(香港文匯報記者 胡若璋 廣州報道)去年8月,香港葵盛東邨發生的一幕令人扼腕:一名獨居老人被房屋署職員上門探訪時發現離世家中,遺體已然白骨化,經研判,老人去世時間已超過一年半。近年來,香港獨居長者無人知曉的離世悲劇接連上演。這些被時光塵封的生命,讓「孤獨死」從遙遠的社會議題,變成了觸目驚心的現實,以最沉重的方式,撕開了老齡化社會潛藏的隱痛。而在內地,今年開年一款獨居安全類 App「死了麼」的爆火,也引發了公眾對獨居生存狀態、生死議題的熱議。人們開始更深層次地叩問:在人口結構持續變遷的當下,如何讓每一個生命,都能擁有體面從容的終章?
中國當下社會結構的深刻變革,正在重塑中國人的居住形態與生活方式。曾經「三代同堂」「兒孫繞膝」的傳統家庭模式,在現代化進程中逐漸瓦解。「死了麼」(官方1月13日正式宣布更名為全球化品牌「Demumn」)App的爆火,以一種近乎黑色幽默的方式,撬開了生死議題的公共討論空間。生死學者彭小華直言,這款App的走紅絕非偶然,恰恰在於它精準切中了人們內心深處對獨居風險、生命終點的真切擔憂。
六個家庭中一戶獨居
直白到近乎「冒犯」的命名,既契合了年輕人玩梗傳播的社交屬性,又以獨樹一幟的犀利姿態,打破了傳統文化中對死亡諱莫如深的禁忌。憑借這一特質,它無需一分錢廣告費,便收穫了全社會乃至全球範圍的關注。
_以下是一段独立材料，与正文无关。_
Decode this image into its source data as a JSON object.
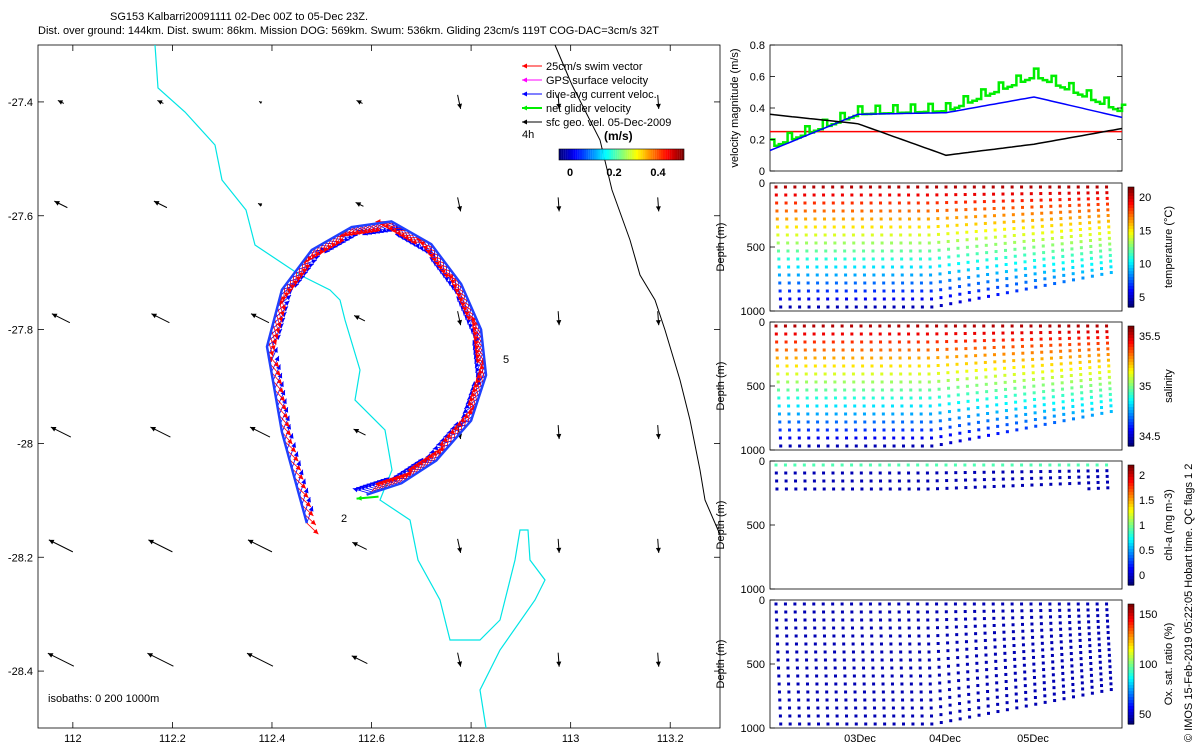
{
  "header": {
    "line1": "SG153 Kalbarri20091111 02-Dec 00Z to 05-Dec 23Z.",
    "line2": "Dist. over ground: 144km. Dist. swum: 86km. Mission DOG: 569km. Swum: 536km. Gliding 23cm/s 119T COG-DAC=3cm/s 32T"
  },
  "colors": {
    "coast": "#00e5e5",
    "isobath": "#000000",
    "swim": "#ff0000",
    "gps": "#ff00ff",
    "dac": "#0000ff",
    "net": "#00ee00",
    "geo": "#000000"
  },
  "map": {
    "xticks": [
      "112",
      "112.2",
      "112.4",
      "112.6",
      "112.8",
      "113",
      "113.2"
    ],
    "yticks": [
      "-27.4",
      "-27.6",
      "-27.8",
      "-28",
      "-28.2",
      "-28.4"
    ],
    "legend": [
      {
        "label": "25cm/s swim vector",
        "color": "#ff0000"
      },
      {
        "label": "GPS surface velocity",
        "color": "#ff00ff"
      },
      {
        "label": "dive-avg current veloc.",
        "color": "#0000ff"
      },
      {
        "label": "net glider velocity",
        "color": "#00ee00"
      },
      {
        "label": "sfc geo. vel. 05-Dec-2009",
        "color": "#000000"
      }
    ],
    "interval_label": "4h",
    "colorbar_title": "(m/s)",
    "colorbar_ticks": [
      "0",
      "0.2",
      "0.4"
    ],
    "isobath_note": "isobaths: 0   200  1000m",
    "day_labels": [
      "2",
      "5"
    ]
  },
  "velocity_panel": {
    "ylabel": "velocity magnitude (m/s)",
    "yticks": [
      "0",
      "0.2",
      "0.4",
      "0.6",
      "0.8"
    ],
    "reference_line": 0.25
  },
  "profile_panels": [
    {
      "name": "temperature",
      "cbar_label": "temperature (°C)",
      "cbar_ticks": [
        "5",
        "10",
        "15",
        "20"
      ],
      "ylabel": "Depth (m)",
      "yticks": [
        "0",
        "500",
        "1000"
      ]
    },
    {
      "name": "salinity",
      "cbar_label": "salinity",
      "cbar_ticks": [
        "34.5",
        "35",
        "35.5"
      ],
      "ylabel": "Depth (m)",
      "yticks": [
        "0",
        "500",
        "1000"
      ]
    },
    {
      "name": "chla",
      "cbar_label": "chl-a (mg m-3)",
      "cbar_ticks": [
        "0",
        "0.5",
        "1",
        "1.5",
        "2"
      ],
      "ylabel": "Depth (m)",
      "yticks": [
        "0",
        "500",
        "1000"
      ]
    },
    {
      "name": "oxygen",
      "cbar_label": "Ox. sat. ratio (%)",
      "cbar_ticks": [
        "50",
        "100",
        "150"
      ],
      "ylabel": "Depth (m)",
      "yticks": [
        "0",
        "500",
        "1000"
      ]
    }
  ],
  "time_ticks": [
    "03Dec",
    "04Dec",
    "05Dec"
  ],
  "footer": "© IMOS 15-Feb-2019 05:22:05 Hobart time. QC flags 1  2",
  "chart_data": [
    {
      "type": "line",
      "title": "",
      "xlabel": "",
      "ylabel": "velocity magnitude (m/s)",
      "ylim": [
        0,
        0.8
      ],
      "x": [
        "02Dec 00Z",
        "03Dec 00Z",
        "04Dec 00Z",
        "05Dec 00Z",
        "05Dec 23Z"
      ],
      "series": [
        {
          "name": "",
          "color": "#00ee00",
          "values": [
            0.15,
            0.36,
            0.38,
            0.6,
            0.37
          ]
        },
        {
          "name": "",
          "color": "#0000ff",
          "values": [
            0.13,
            0.36,
            0.37,
            0.47,
            0.34
          ]
        },
        {
          "name": "",
          "color": "#000000",
          "values": [
            0.36,
            0.3,
            0.1,
            0.17,
            0.27
          ]
        },
        {
          "name": "",
          "color": "#ff0000",
          "values": [
            0.25,
            0.25,
            0.25,
            0.25,
            0.25
          ]
        }
      ],
      "grid": false
    },
    {
      "type": "scatter",
      "title": "",
      "xlabel": "",
      "ylabel": "",
      "xlim": [
        111.93,
        113.3
      ],
      "ylim": [
        -28.5,
        -27.3
      ],
      "series": [
        {
          "name": "",
          "x": [
            112.47,
            112.42,
            112.39,
            112.42,
            112.48,
            112.56,
            112.64,
            112.72,
            112.78,
            112.82,
            112.83,
            112.8,
            112.73,
            112.66,
            112.59
          ],
          "y": [
            -28.14,
            -27.98,
            -27.83,
            -27.73,
            -27.66,
            -27.62,
            -27.61,
            -27.65,
            -27.72,
            -27.8,
            -27.88,
            -27.96,
            -28.03,
            -28.07,
            -28.09
          ]
        }
      ],
      "grid": false
    }
  ]
}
在彭小華看來,這款產品的價值遠不止於工具本身—它為長期缺乏討論契機的生死話題,提供了一個公共入口,讓社會大眾在好奇心的驅動下,開始正視死亡課題,而這正是死亡教育的第一步。
香港文匯報記者翻閱2023年《中國統計年鑒》發現,2022年全國約50萬抽樣家庭樣本中,「一人戶」佔比已高達 16.77%。這意味着,每六個家庭中,就有一個是獨居家庭。而根據貝殼研究院《新獨居時代報告》的預測,到2030年,中國獨居人口數量將達到1.5億至2億人,獨居率超過30%。
死亡教育缺口待補
「死亡不是屬於老人,它其實是屬於每個人。」 彭小華的這句話,一語道破了獨居困境與生死議題的普世性。哲學博士雷愛民曾指出,死亡教育的普遍缺失和死亡禁忌的存在,讓國人的臨終過程雪上加霜。
「國人常說五福臨門,『善終』便是其中至關重要的一福。」 彭小華認為,實現 「善終」 這一目標,需要社會、社區與科技產品的協同發力。她期待,這類與死亡相關的科技產品能進一步拓展服務場景,將生前預囑、遺體處理規劃等內容納入其中,打破人們對死亡的心理枷鎖,讓生死規劃變得像規劃生活一樣自然。
「近年來持續攀升的不婚率與生育率,為獨居群體的擴張埋下了伏筆。」 彭小華援引國家統計局數據指出,2022年全國結婚率僅為 5.2‰,創下歷史新低。如今,身邊越來越多的年輕人選擇 「主動獨居」,追求個人空間與生活自由;與此同時,人口老齡化加劇,也讓「被動獨居」的老年人數量持續增長。兩種獨居形態的疊加,讓「孤獨死」不再是遙遠的社會新聞,而是當下必須直面的民生風險。
當下的中國,正加速進入「新獨居時代」。作為《學會告別》一書的作者,彭小華強調,每個生命都應有自主、快樂、有尊嚴地走向終點的權利。這既需要個人摒棄「談死色變」的陳舊觀念,主動規劃生死事宜;更需要社會築牢保障底線,社區編織情感紐帶,科技提供有溫度的守護,讓死亡教育成為全民共識。當生死話題回歸日常,當獨居不再意味着孤立無援,「孤獨死」也終將從沉重的哀嘆調,轉為充滿人文關懷的新樂章。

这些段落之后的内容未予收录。